The legality of tandas varies depending on the country and its financial regulations. In countries like Mexico, where tandas are deeply rooted in cultural practices, they are widely accepted and legally permissible. However, in some countries, especially those with strict financial regulations, tandas might be scrutinized more closely. For instance, in the U.S., tandas are legal as long as they don’t resemble or operate like a pyramid scheme, which is illegal.
It’s worth noting that while tandas themselves might be legal, the lack of formal oversight means they carry certain risks. One of the key regulatory concerns with tandas is the potential for fraud or default, as there is no formal legal recourse if a participant fails to meet their obligations.

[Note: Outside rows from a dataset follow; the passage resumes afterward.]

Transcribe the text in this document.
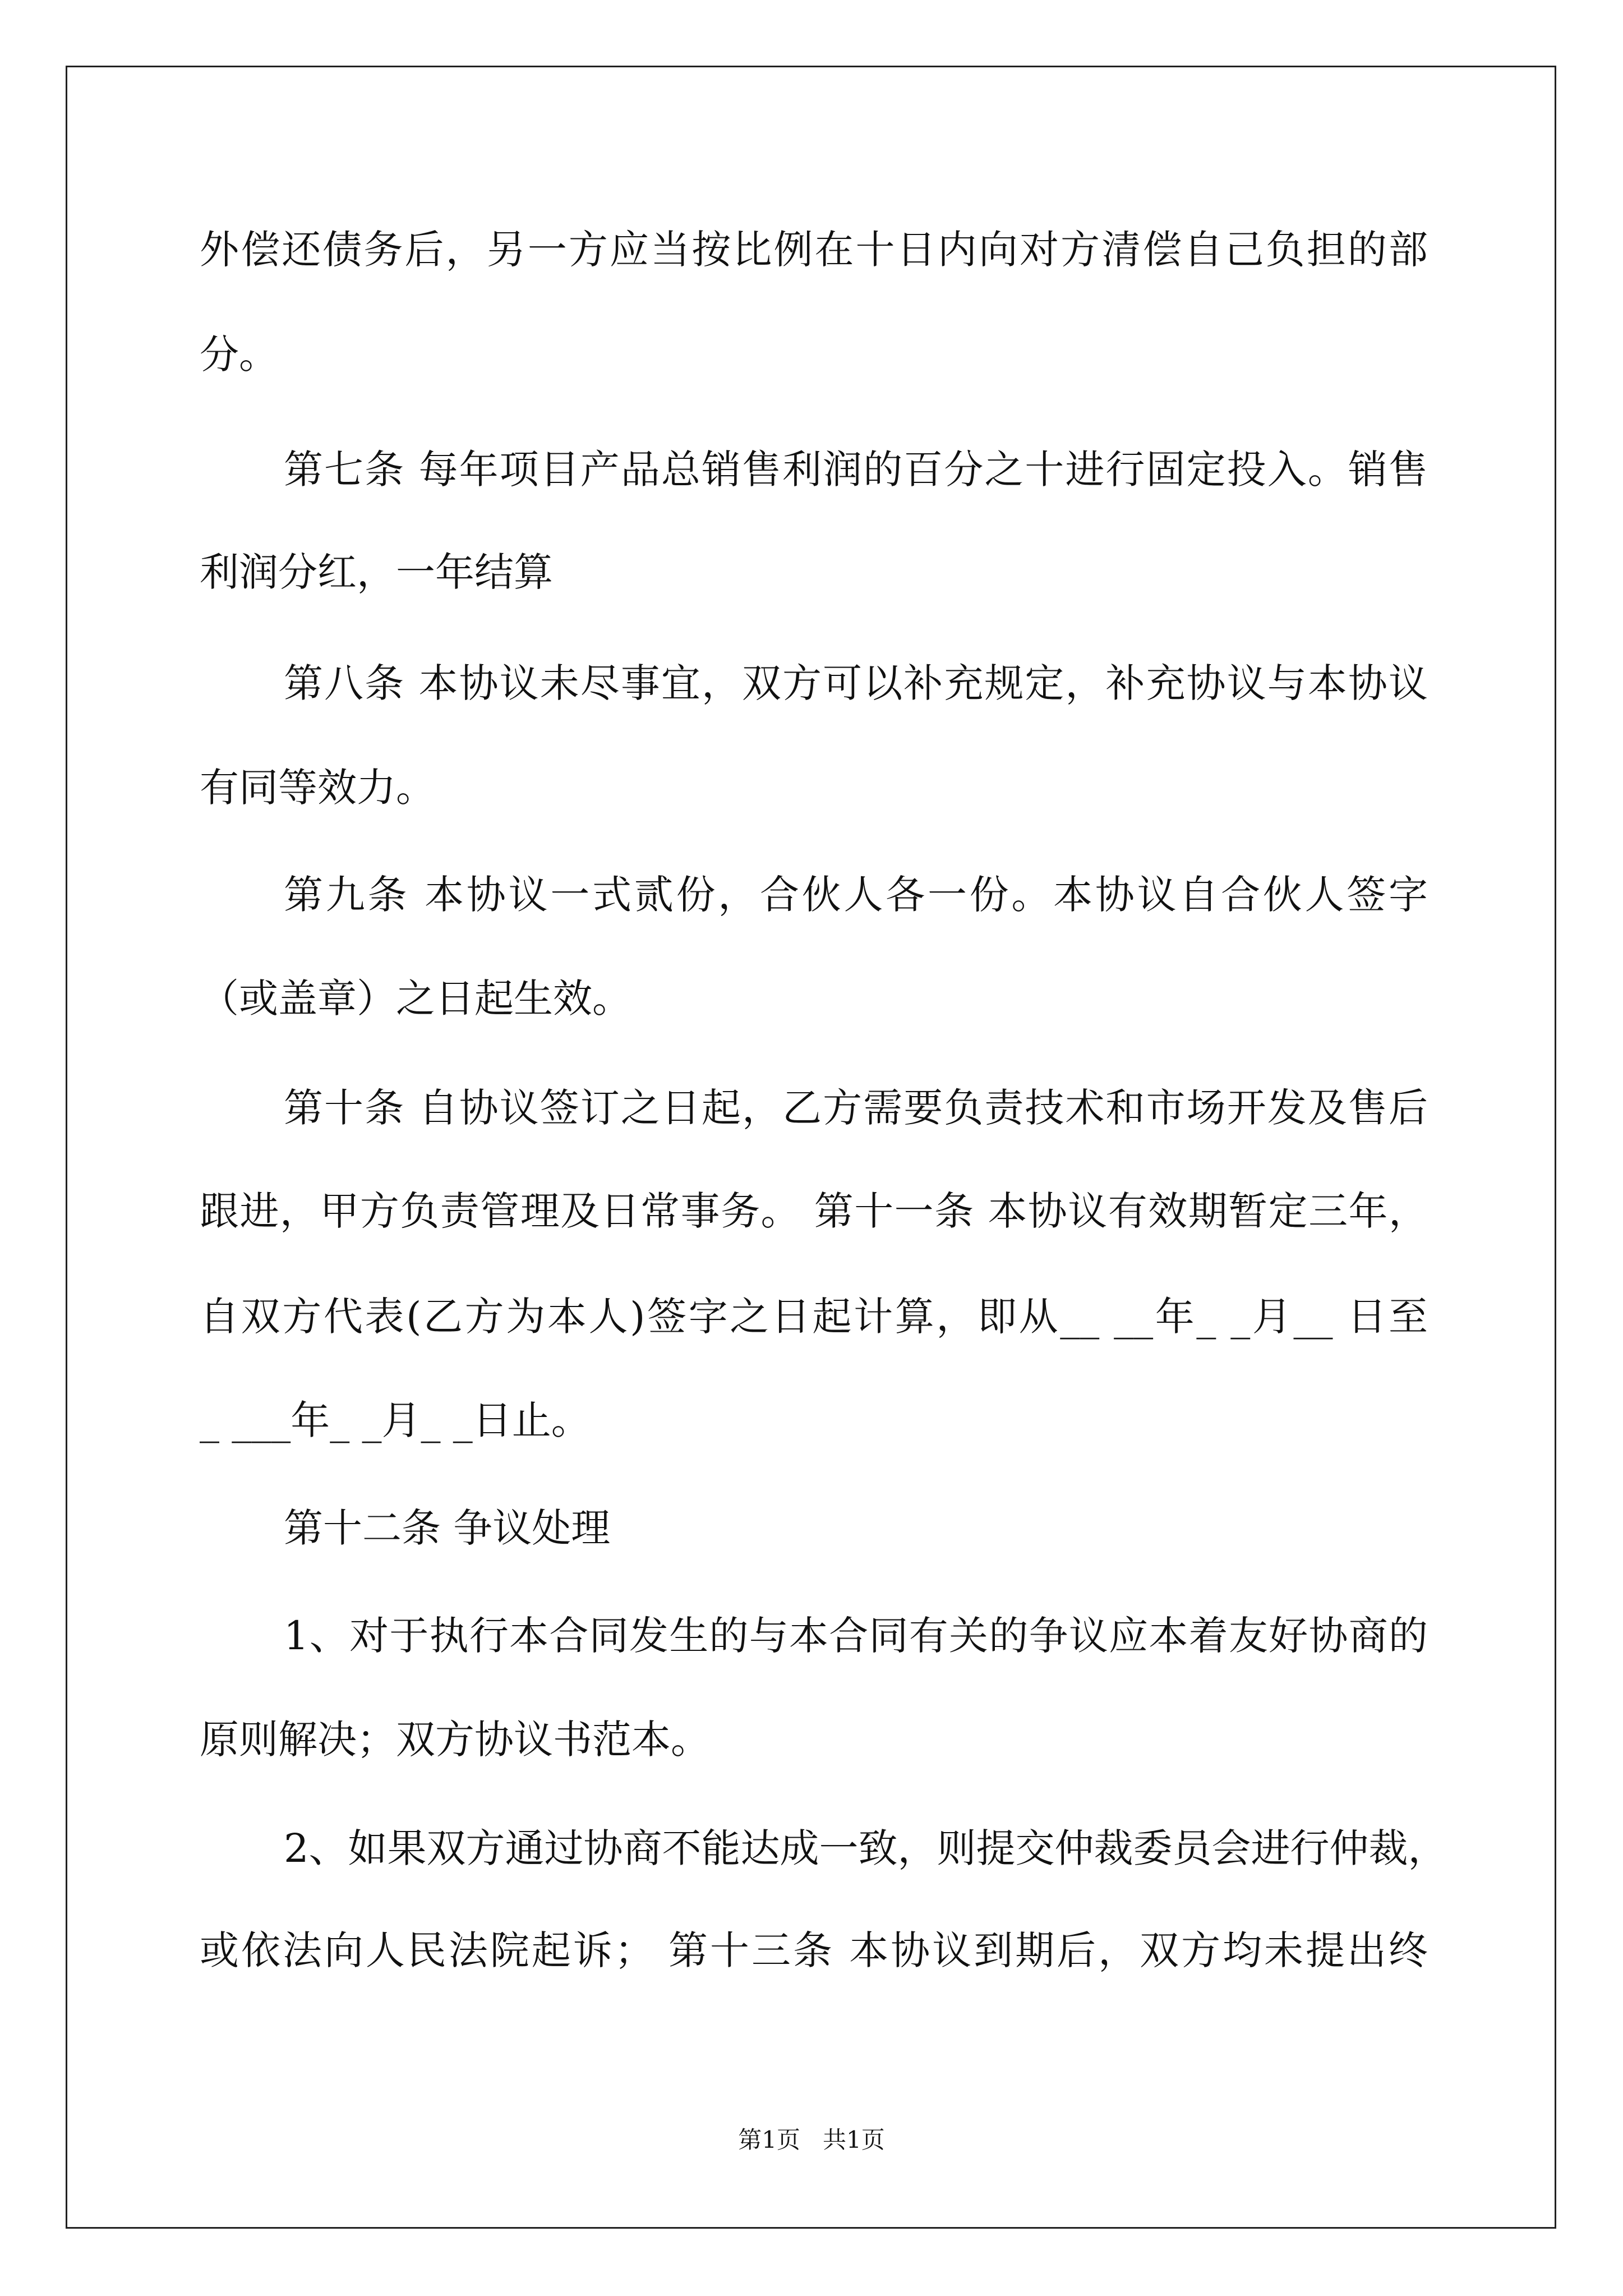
外偿还债务后，另一方应当按比例在十日内向对方清偿自己负担的部

分。

第七条 每年项目产品总销售利润的百分之十进行固定投入。销售

利润分红，一年结算

第八条 本协议未尽事宜，双方可以补充规定，补充协议与本协议

有同等效力。

第九条 本协议一式贰份，合伙人各一份。本协议自合伙人签字

（或盖章）之日起生效。

第十条 自协议签订之日起，乙方需要负责技术和市场开发及售后

跟进，甲方负责管理及日常事务。 第十一条 本协议有效期暂定三年，

自双方代表(乙方为本人)签字之日起计算，即从__ __年_ _月__ 日至

_ ___年_ _月_ _日止。

第十二条 争议处理

1、对于执行本合同发生的与本合同有关的争议应本着友好协商的

原则解决；双方协议书范本。

2、如果双方通过协商不能达成一致，则提交仲裁委员会进行仲裁，

或依法向人民法院起诉； 第十三条 本协议到期后，双方均未提出终

第1页   共1页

Additionally, in the U.S., there may be tax implications for large sums of money received through a tanda. Such transactions could potentially be subject to taxation, and participants might be required to report them as income.
Alternatives to tandas
While tandas provide a unique and culturally significant way to save and access funds, several formal alternatives offer similar benefits with added security and potential for growth.
Formal savings accounts
Traditional savings accounts are a secure and regulated alternative to tandas. These accounts allow individuals to save money with the assurance that their funds are protected by government insurance (such as FDIC). Additionally, savings accounts typically earn interest, providing a small return on deposited funds. Unlike tandas, savings accounts don't rely on group trust, reducing the risk of default.
Credit unions
Credit unions are member-owned financial cooperatives that offer a range of banking services, including savings accounts and loans, often with better rates than traditional banks. Like tandas, credit unions emphasize community and shared benefits, but they provide the added security of regulation and oversight. Members can save collectively, earn interest, and access loans with lower interest rates, all within a more formal and secure framework.
Investment clubs
For those looking to pool resources with a group for investment purposes, investment clubs may be a strong alternative to tandas. In an investment club, members contribute funds regularly to a collective pool, which is then invested in stocks, bonds, real estate, or other assets.

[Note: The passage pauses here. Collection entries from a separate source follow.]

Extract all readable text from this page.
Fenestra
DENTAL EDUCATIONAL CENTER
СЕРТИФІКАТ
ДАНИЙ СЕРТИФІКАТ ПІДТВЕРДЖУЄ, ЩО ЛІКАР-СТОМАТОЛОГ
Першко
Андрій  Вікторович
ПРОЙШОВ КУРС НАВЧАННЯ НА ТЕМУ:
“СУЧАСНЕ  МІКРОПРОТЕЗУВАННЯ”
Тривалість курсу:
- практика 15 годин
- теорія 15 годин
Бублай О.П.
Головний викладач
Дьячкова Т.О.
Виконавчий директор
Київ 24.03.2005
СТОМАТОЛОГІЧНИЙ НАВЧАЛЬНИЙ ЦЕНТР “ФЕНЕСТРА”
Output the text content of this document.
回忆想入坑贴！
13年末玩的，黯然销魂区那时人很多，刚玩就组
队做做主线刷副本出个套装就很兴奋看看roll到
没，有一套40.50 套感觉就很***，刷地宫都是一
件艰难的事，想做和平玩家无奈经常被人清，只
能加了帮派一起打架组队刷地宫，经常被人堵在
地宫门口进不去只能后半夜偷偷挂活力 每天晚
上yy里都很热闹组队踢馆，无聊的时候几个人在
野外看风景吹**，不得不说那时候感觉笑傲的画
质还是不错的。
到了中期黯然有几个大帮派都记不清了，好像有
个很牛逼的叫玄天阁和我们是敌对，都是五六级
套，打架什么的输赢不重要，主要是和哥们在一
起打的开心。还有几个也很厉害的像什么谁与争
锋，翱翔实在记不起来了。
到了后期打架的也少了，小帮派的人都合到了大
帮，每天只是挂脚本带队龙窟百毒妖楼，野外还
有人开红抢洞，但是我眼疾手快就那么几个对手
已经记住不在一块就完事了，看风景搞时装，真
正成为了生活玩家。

Unlike tandas, which typically involve saving and distributing funds, investment clubs focus on growing the collective wealth of the group through strategic investments. This option offers the potential for higher returns, though it also comes with higher risks.
Bottom line
Tandas offer a unique way to save and access funds within a community, providing both financial and social benefits. However, they come with risks, including the potential for default and lack of regulation.
Before participating, weigh the pros and cons, consider legal implications, and explore alternative savings options that might offer more security and flexibility. Whether you're considering a traditional tanda or an online version, understanding how they work and the risks involved is crucial for making informed financial decisions.